El eterno deseo de partir
Raúl Mendoza Cánepa
Irse. Emigrar. Palabras que resuenan con fuerza en el eco de nuestra historia. No es nuevo que soñemos con alejarnos, con buscar un horizonte más amable. ¿Quién no ha querido, alguna vez, dejarlo todo atrás? Las razones cambian con las épocas, pero el impulso permanece: hoy, como ayer, huimos de una precariedad que se extiende como una sombra obstinada sobre nuestra tierra. Crisis, corrupción, inseguridad, política que parece escrita con tinta roja en un cuaderno que nunca se cierra.
Emigrar no es solo cruzar una frontera; es reescribir la vida. Muchos lo han hecho y, para algunos, el éxodo les ha dado frutos. El siglo XXI, con sus luces y sombras, ha visto cómo algunos hicieron la América y hallaron en Estados Unidos el país de las oportunidades: desde emprendimientos modestos hasta la prosperidad soñada. Otros lo intentaron mucho antes, en los años oscuros de Juan Velasco Alvarado, cuando el Perú se balanceaba entre la revolución y la represión. Entonces, como ahora, el éxodo fue un acto de sobrevivencia, un grito mudo de esperanza.
Hay quienes se marcharon hacia Europa, otros al sur del continente, buscando un refugio lejos del caos político y económico. Sin embargo, las historias de partida no son exclusivas de este lado del mundo. Hoy, amigos europeos miran hacia América con la misma inquietud, huyendo de las sacudidas migratorias y criminales de África. Los problemas, parece, no tienen un lugar fijo; se desbordan como un río que anega fronteras y continentes. Quizá Huntington, con su teoría de civilizaciones enfrentadas, se quedó corto.
Me preguntan por qué no me voy.
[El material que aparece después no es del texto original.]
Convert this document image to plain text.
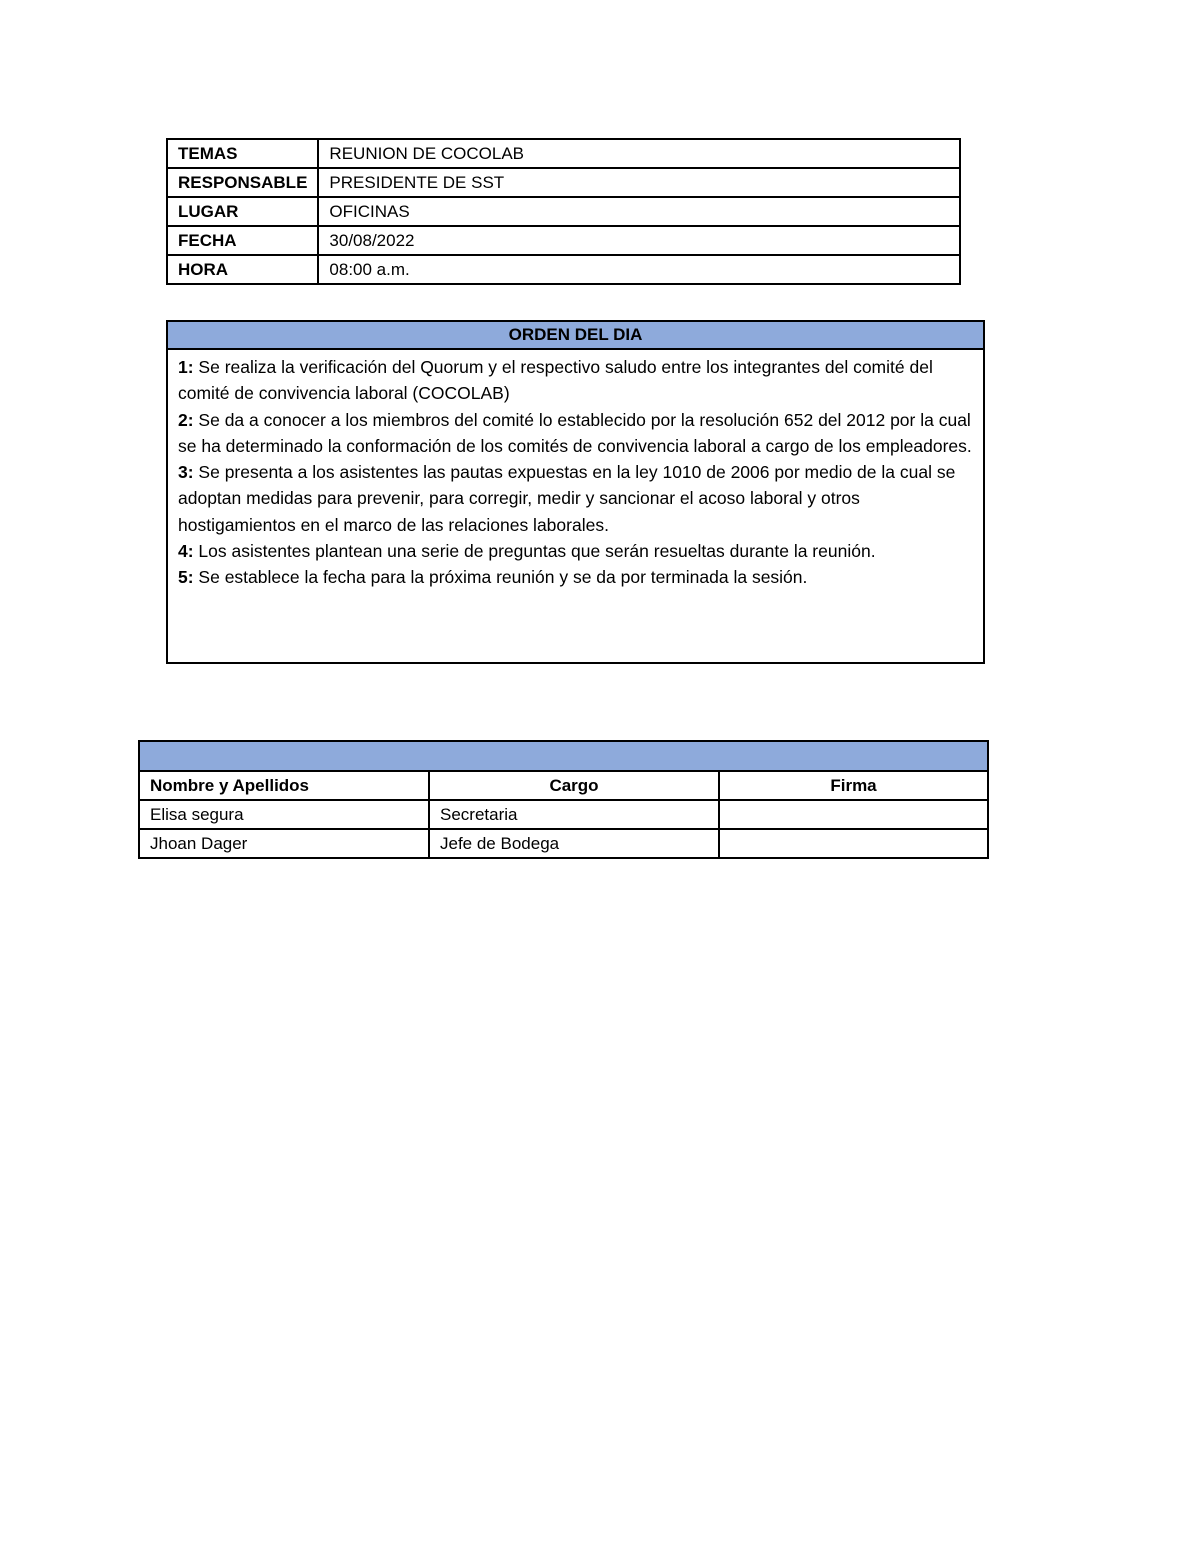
TEMAS	REUNION DE COCOLAB
RESPONSABLE	PRESIDENTE DE SST
LUGAR	OFICINAS
FECHA	30/08/2022
HORA	08:00 a.m.
ORDEN DEL DIA

1: Se realiza la verificación del Quorum y el respectivo saludo entre los integrantes del comité del comité de convivencia laboral (COCOLAB)

2: Se da a conocer a los miembros del comité lo establecido por la resolución 652 del 2012 por la cual se ha determinado la conformación de los comités de convivencia laboral a cargo de los empleadores.

3: Se presenta a los asistentes las pautas expuestas en la ley 1010 de 2006 por medio de la cual se adoptan medidas para prevenir, para corregir, medir y sancionar el acoso laboral y otros hostigamientos en el marco de las relaciones laborales.

4: Los asistentes plantean una serie de preguntas que serán resueltas durante la reunión.

5: Se establece la fecha para la próxima reunión y se da por terminada la sesión.

Nombre y Apellidos	Cargo	Firma
Elisa segura	Secretaria	
Jhoan Dager	Jefe de Bodega	
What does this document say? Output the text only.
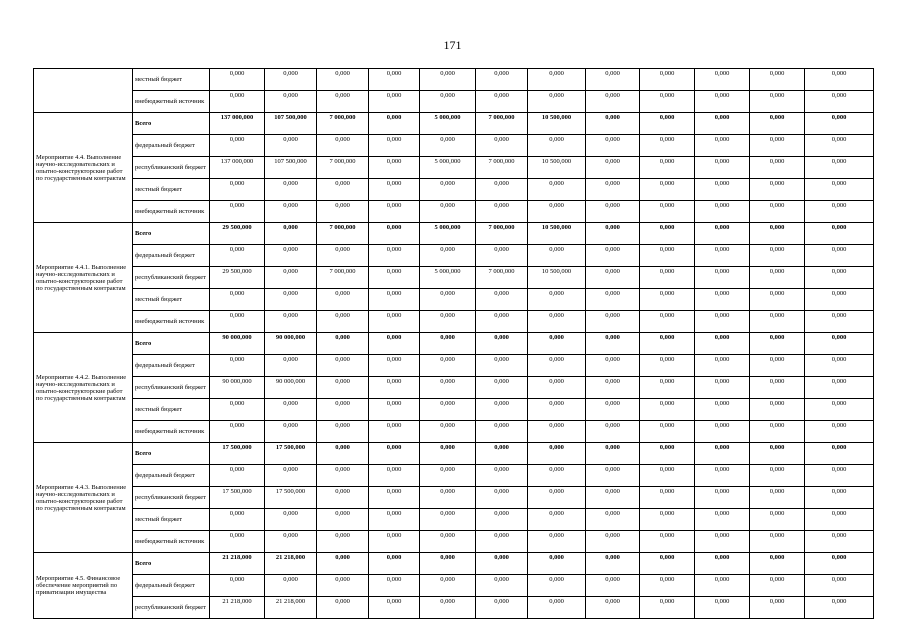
171
	местный бюджет	0,000	0,000	0,000	0,000	0,000	0,000	0,000	0,000	0,000	0,000	0,000	0,000
	внебюджетный источник	0,000	0,000	0,000	0,000	0,000	0,000	0,000	0,000	0,000	0,000	0,000	0,000
Мероприятие 4.4. Выполнение научно-исследовательских и опытно-конструкторские работ по государственным контрактам	Всего	137 000,000	107 500,000	7 000,000	0,000	5 000,000	7 000,000	10 500,000	0,000	0,000	0,000	0,000	0,000
	федеральный бюджет	0,000	0,000	0,000	0,000	0,000	0,000	0,000	0,000	0,000	0,000	0,000	0,000
	республиканский бюджет	137 000,000	107 500,000	7 000,000	0,000	5 000,000	7 000,000	10 500,000	0,000	0,000	0,000	0,000	0,000
	местный бюджет	0,000	0,000	0,000	0,000	0,000	0,000	0,000	0,000	0,000	0,000	0,000	0,000
	внебюджетный источник	0,000	0,000	0,000	0,000	0,000	0,000	0,000	0,000	0,000	0,000	0,000	0,000
Мероприятие 4.4.1. Выполнение научно-исследовательских и опытно-конструкторские работ по государственным контрактам	Всего	29 500,000	0,000	7 000,000	0,000	5 000,000	7 000,000	10 500,000	0,000	0,000	0,000	0,000	0,000
	федеральный бюджет	0,000	0,000	0,000	0,000	0,000	0,000	0,000	0,000	0,000	0,000	0,000	0,000
	республиканский бюджет	29 500,000	0,000	7 000,000	0,000	5 000,000	7 000,000	10 500,000	0,000	0,000	0,000	0,000	0,000
	местный бюджет	0,000	0,000	0,000	0,000	0,000	0,000	0,000	0,000	0,000	0,000	0,000	0,000
	внебюджетный источник	0,000	0,000	0,000	0,000	0,000	0,000	0,000	0,000	0,000	0,000	0,000	0,000
Мероприятие 4.4.2. Выполнение научно-исследовательских и опытно-конструкторские работ по государственным контрактам	Всего	90 000,000	90 000,000	0,000	0,000	0,000	0,000	0,000	0,000	0,000	0,000	0,000	0,000
	федеральный бюджет	0,000	0,000	0,000	0,000	0,000	0,000	0,000	0,000	0,000	0,000	0,000	0,000
	республиканский бюджет	90 000,000	90 000,000	0,000	0,000	0,000	0,000	0,000	0,000	0,000	0,000	0,000	0,000
	местный бюджет	0,000	0,000	0,000	0,000	0,000	0,000	0,000	0,000	0,000	0,000	0,000	0,000
	внебюджетный источник	0,000	0,000	0,000	0,000	0,000	0,000	0,000	0,000	0,000	0,000	0,000	0,000
Мероприятие 4.4.3. Выполнение научно-исследовательских и опытно-конструкторские работ по государственным контрактам	Всего	17 500,000	17 500,000	0,000	0,000	0,000	0,000	0,000	0,000	0,000	0,000	0,000	0,000
	федеральный бюджет	0,000	0,000	0,000	0,000	0,000	0,000	0,000	0,000	0,000	0,000	0,000	0,000
	республиканский бюджет	17 500,000	17 500,000	0,000	0,000	0,000	0,000	0,000	0,000	0,000	0,000	0,000	0,000
	местный бюджет	0,000	0,000	0,000	0,000	0,000	0,000	0,000	0,000	0,000	0,000	0,000	0,000
	внебюджетный источник	0,000	0,000	0,000	0,000	0,000	0,000	0,000	0,000	0,000	0,000	0,000	0,000
Мероприятие 4.5. Финансовое обеспечение мероприятий по приватизации имущества	Всего	21 218,000	21 218,000	0,000	0,000	0,000	0,000	0,000	0,000	0,000	0,000	0,000	0,000
	федеральный бюджет	0,000	0,000	0,000	0,000	0,000	0,000	0,000	0,000	0,000	0,000	0,000	0,000
	республиканский бюджет	21 218,000	21 218,000	0,000	0,000	0,000	0,000	0,000	0,000	0,000	0,000	0,000	0,000
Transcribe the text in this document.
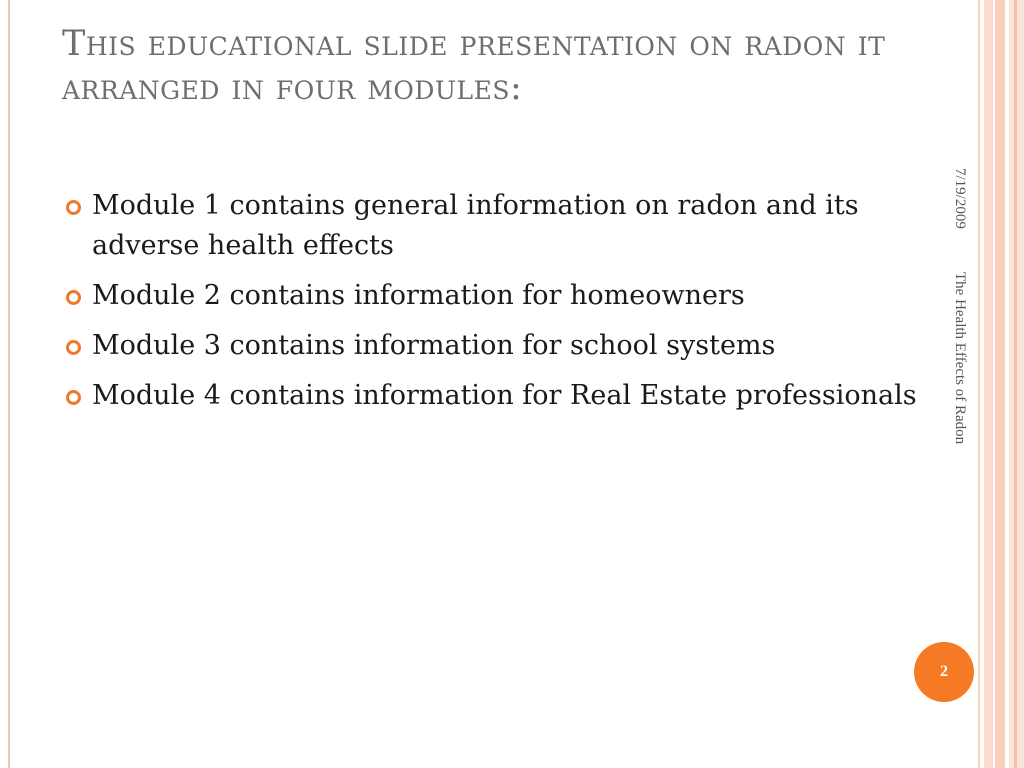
This educational slide presentation on radon it arranged in four modules:
Module 1 contains general information on radon and its adverse health effects
Module 2 contains information for homeowners
Module 3 contains information for school systems
Module 4 contains information for Real Estate professionals
7/19/2009
The Health Effects of Radon
2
Podría responder con frases cargadas de idealismo: por amor a la tierra que me vio nacer, por el deber de ser parte de la solución, por un patriotismo que otros llaman ingenuo. O, simplemente, porque quedarme es mi forma de resistir, de no ceder al impulso de abandonar lo que aún amo, aunque a veces me duela.
El deseo de irse no es nuevo, pero las cifras recientes son un recordatorio inquietante: según Ipsos, un 57% de peruanos quiere emigrar. Entre ellos, jóvenes de 18 a 25 años, los llamados a construir el futuro, y adultos de 26 a 42 años, quienes deberían sostener el presente. Es una diáspora anunciada, alimentada por el miedo y el deseo de oportunidades económicas.
El Perú ya conoce el sabor amargo de las grandes migraciones. La primera ola ocurrió tras la Segunda Guerra Mundial, cuando Europa resurgía y Estados Unidos ofrecía trabajo y prosperidad. Luego vinieron los setenta, con el golpe militar y la revolución de Velasco, que nacionalizó empresas y expulsó sueños. Los ochenta y noventa estuvieron marcados por el terrorismo y la huida de quienes no querían convertirse en cifras de un conflicto brutal. Y ahora, desde 2024, vivimos una cuarta ola, iniciada con la renuncia de PPK y agravada por la pandemia y la inestabilidad política.
Partir, en este contexto, no es solo buscar un lugar mejor, sino escapar de un país que parece empantanado en su propia historia. Pero el éxodo no resuelve la herida de fondo. Porque, al final, cada ola migratoria deja una pregunta suspendida en el aire: ¿qué pasa con quienes se quedan? Con aquellos que, por elección o necesidad, deciden seguir remando contra la corriente.
Quizá quedarse sea un acto de fe. Fe en que el país no está condenado a repetir sus errores, en que la historia puede ser reescrita. Pero también es un acto de memoria, de lealtad a los que vinieron antes. Al fin y al cabo, quienes se quedan son los que sostienen la promesa de que, algún día, nadie más sentirá la urgencia de irse.
Emigrar, quedarse, resistir: cada decisión es un capítulo en esta larga narración. Y mientras la historia se sigue escribiendo, lo único seguro es que, tarde o temprano, todos volvemos a nuestra tierra, aunque sea en sueños o recuerdos. Porque, como decía Barrès, amamos la tierra, pero sobre todo a los muertos que la habitan.